Unfortunately, there are some cases when the data in one or multiple files does not match the expected field content. This can happen with the data being spread over multiple files and the column order changing between files or even with the column order changing within a given file. Depending on the amount of data and the number of files, this can be quite cumbersome to correct, if even possible at all. Here is some rough procedure to help correcting such issues:

  1. Split the data at the time of changes. If the data is provided for example in yearly files and such changes appear between files, created one station ID per file (such as {base_id}_{year}). If such changes appear within one file, split the file by reading it multiple times (with multiple STATION# statements) with different lines exclusions commands and attribute a different station ID for each.
  2. Name each column with its column index, using the CSV#_NUMBER_FIELDS key. You can combine it with CSV#_FIELDS_POSTFIX in order to also have an indication of the origin of the data (such as the year or the line ranges).

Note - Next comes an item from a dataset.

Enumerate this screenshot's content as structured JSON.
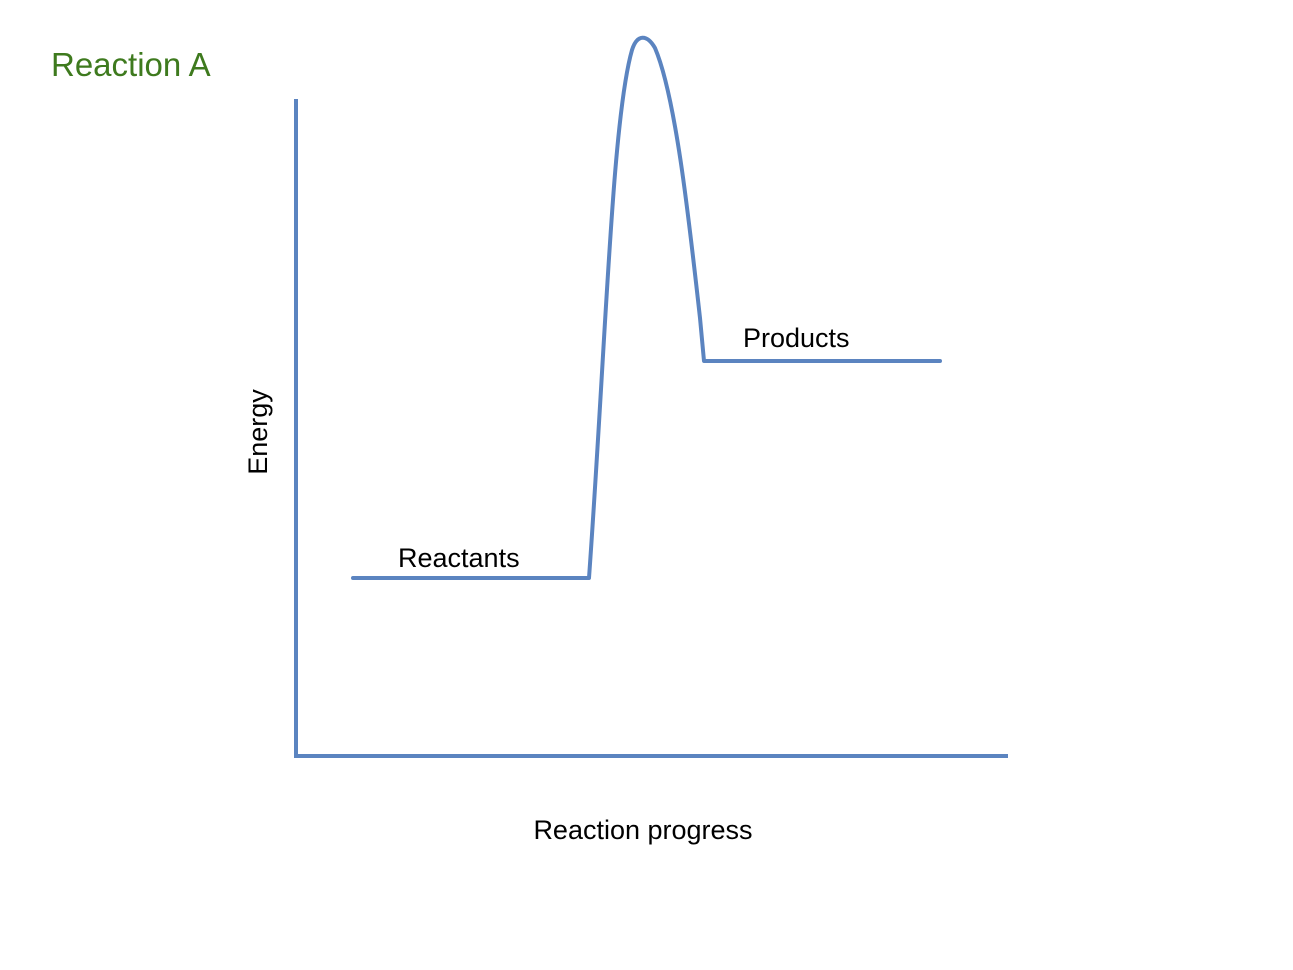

  3. Plot all the fields for each station ID (like a contact print or as individual plots) with the field name clearly visible. It is often not that hard to distinguish between different meteorological parameters (such as between snow height and wind speed), so it will be possible to quickly spot obvious mis-labeled fields.
  4. Load successive data periods together on the same plot, select one parameter from one period and cycle through the parameters of the other period until you find that there is a smooth transition between the two periods. The column index in the field names (as advised to do in (2)) allow to know which field is at which index for which period.